Le istituzioni dell’Unione europea sul piano teorico hanno più volte espresso la volontà di regole nuove per disciplinare le azioni legali vessatorie e la stessa presidente della Commissione Ue, Ursula von der Leyen, le ha considerate una priorità significativa e importante al momento del suo insediamento.
Anche la commissaria per i valori e la trasparenza, Vera Jourová, ha espresso il suo favore per le azioni che limitino le querele temerarie.

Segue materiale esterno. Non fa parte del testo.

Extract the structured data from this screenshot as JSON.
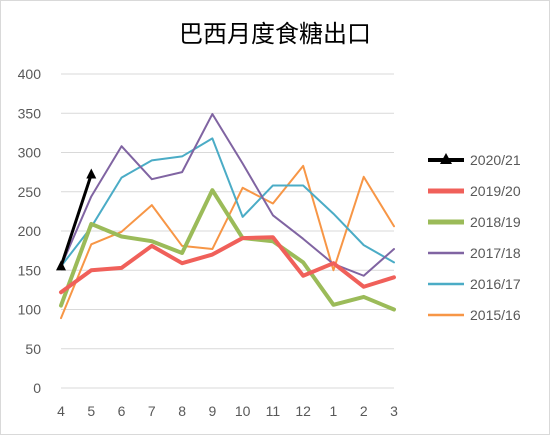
{
  "chart_data": {
    "type": "line",
    "title": "巴西月度食糖出口",
    "xlabel": "",
    "ylabel": "",
    "categories": [
      "4",
      "5",
      "6",
      "7",
      "8",
      "9",
      "10",
      "11",
      "12",
      "1",
      "2",
      "3"
    ],
    "ylim": [
      0,
      400
    ],
    "yticks": [
      "0",
      "50",
      "100",
      "150",
      "200",
      "250",
      "300",
      "350",
      "400"
    ],
    "grid": true,
    "legend_position": "right",
    "series": [
      {
        "name": "2020/21",
        "color": "#000000",
        "marker": "triangle",
        "values": [
          155,
          272,
          null,
          null,
          null,
          null,
          null,
          null,
          null,
          null,
          null,
          null
        ]
      },
      {
        "name": "2019/20",
        "color": "#f0605a",
        "values": [
          122,
          150,
          153,
          181,
          159,
          170,
          191,
          192,
          143,
          159,
          129,
          141
        ]
      },
      {
        "name": "2018/19",
        "color": "#9bbb59",
        "values": [
          105,
          209,
          193,
          187,
          172,
          252,
          191,
          187,
          160,
          106,
          116,
          100
        ]
      },
      {
        "name": "2017/18",
        "color": "#8064a2",
        "values": [
          155,
          244,
          308,
          266,
          275,
          349,
          286,
          220,
          190,
          158,
          143,
          177
        ]
      },
      {
        "name": "2016/17",
        "color": "#4bacc6",
        "values": [
          155,
          205,
          268,
          290,
          295,
          318,
          218,
          258,
          258,
          222,
          182,
          160
        ]
      },
      {
        "name": "2015/16",
        "color": "#f79646",
        "values": [
          89,
          183,
          199,
          233,
          181,
          177,
          255,
          235,
          283,
          150,
          269,
          206
        ]
      }
    ]
  }
}
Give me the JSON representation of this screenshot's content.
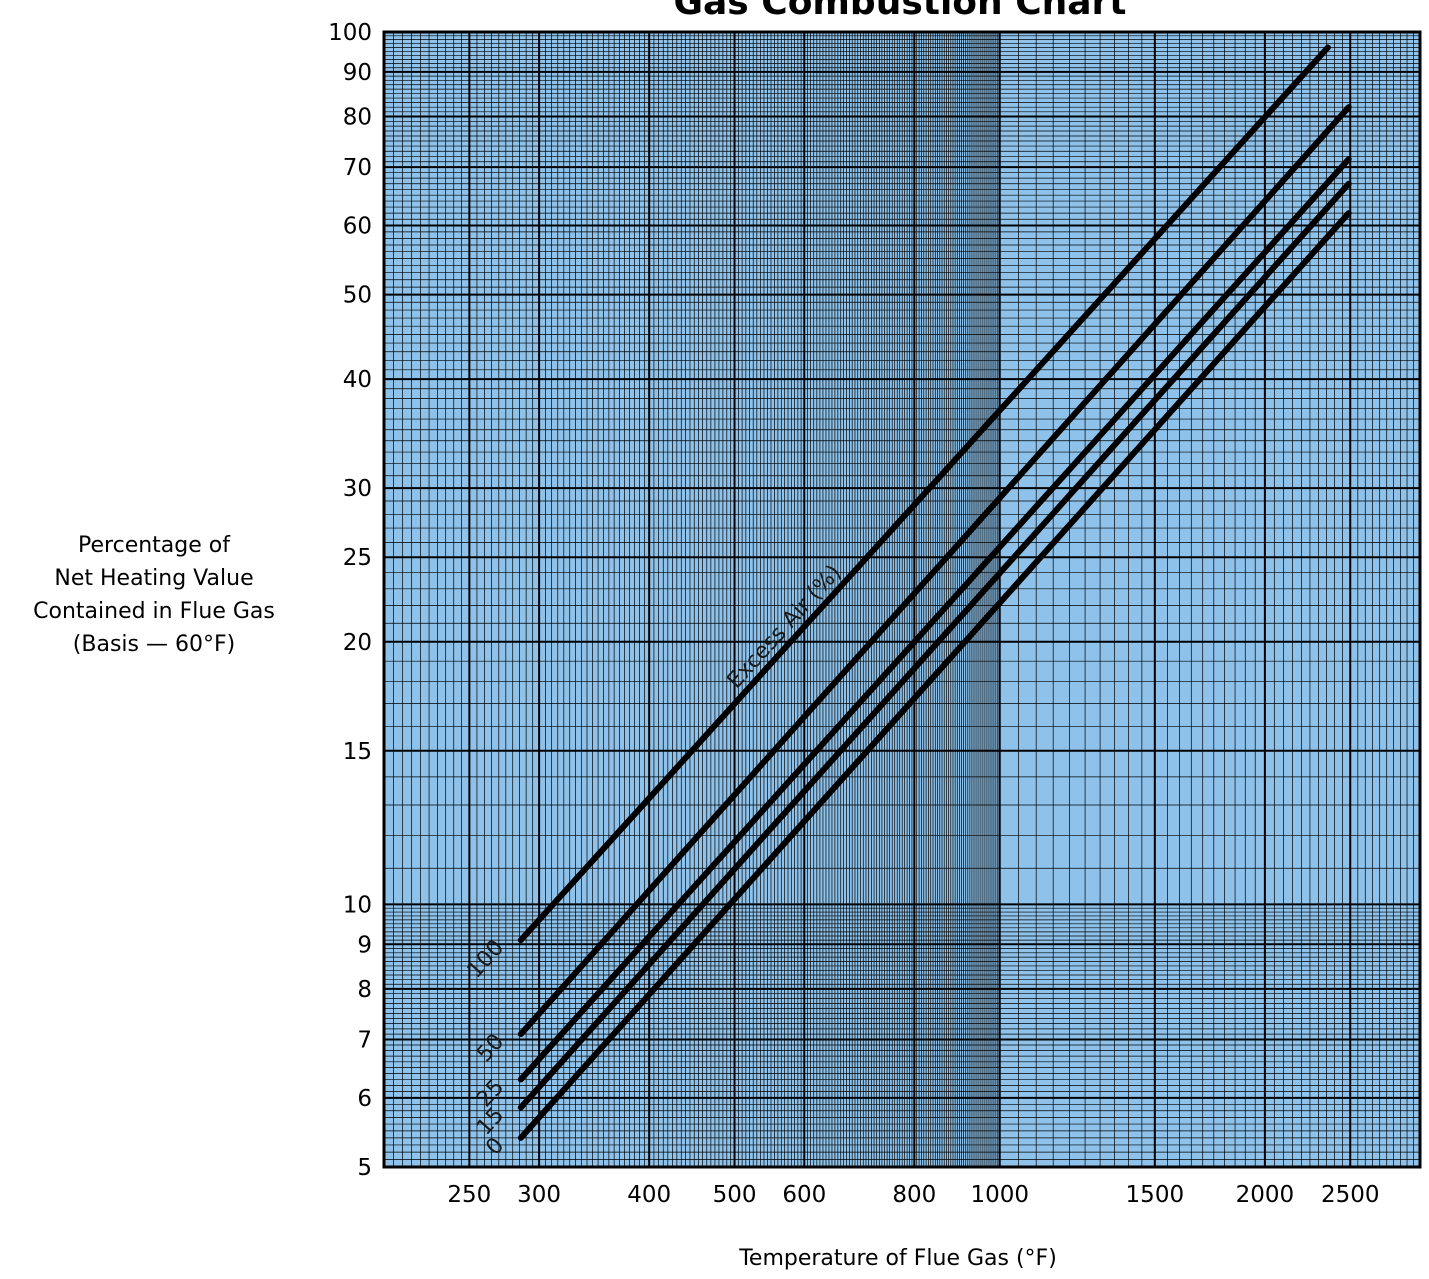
{
  "chart_data": {
    "type": "line",
    "title": "Gas Combustion Chart",
    "xlabel": "Temperature of Flue Gas (°F)",
    "ylabel_lines": [
      "Percentage of",
      "Net Heating Value",
      "Contained in Flue Gas",
      "(Basis — 60°F)"
    ],
    "x_scale": "log",
    "y_scale": "log",
    "xlim": [
      200,
      3000
    ],
    "ylim": [
      5,
      100
    ],
    "x_ticks": [
      250,
      300,
      400,
      500,
      600,
      800,
      1000,
      1500,
      2000,
      2500
    ],
    "x_tick_labels": [
      "250",
      "300",
      "400",
      "500",
      "600",
      "800",
      "1000",
      "1500",
      "2000",
      "2500"
    ],
    "y_ticks": [
      5,
      6,
      7,
      8,
      9,
      10,
      15,
      20,
      25,
      30,
      40,
      50,
      60,
      70,
      80,
      90,
      100
    ],
    "y_tick_labels": [
      "5",
      "6",
      "7",
      "8",
      "9",
      "10",
      "15",
      "20",
      "25",
      "30",
      "40",
      "50",
      "60",
      "70",
      "80",
      "90",
      "100"
    ],
    "grid": true,
    "annotation": "Excess Air (%)",
    "series": [
      {
        "name": "100",
        "x": [
          286,
          2358
        ],
        "y": [
          9.1,
          96
        ]
      },
      {
        "name": "50",
        "x": [
          286,
          2490
        ],
        "y": [
          7.1,
          82
        ]
      },
      {
        "name": "25",
        "x": [
          286,
          2490
        ],
        "y": [
          6.3,
          71.5
        ]
      },
      {
        "name": "15",
        "x": [
          286,
          2490
        ],
        "y": [
          5.85,
          67
        ]
      },
      {
        "name": "0",
        "x": [
          286,
          2490
        ],
        "y": [
          5.4,
          62
        ]
      }
    ]
  },
  "colors": {
    "plot_background": "#8ec2ea",
    "grid_line": "#000000",
    "series_line": "#000000"
  }
}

Per quanto riguarda il nostro Paese sul tema, si è battuto il giornalista e senatore del M5s, Primo Di Nicola, che ha presentato un articolato disegno di legge che tutela e protegge la libertà di stampa.
Sul piano formale tutti si dicono favorevoli, sia Forza Italia, sia il Pd e Italia viva e nel 2019 il ddl è stato discusso a Palazzo Madama, però i lavori si sono fermati, questa proposta non è stata calendarizzata.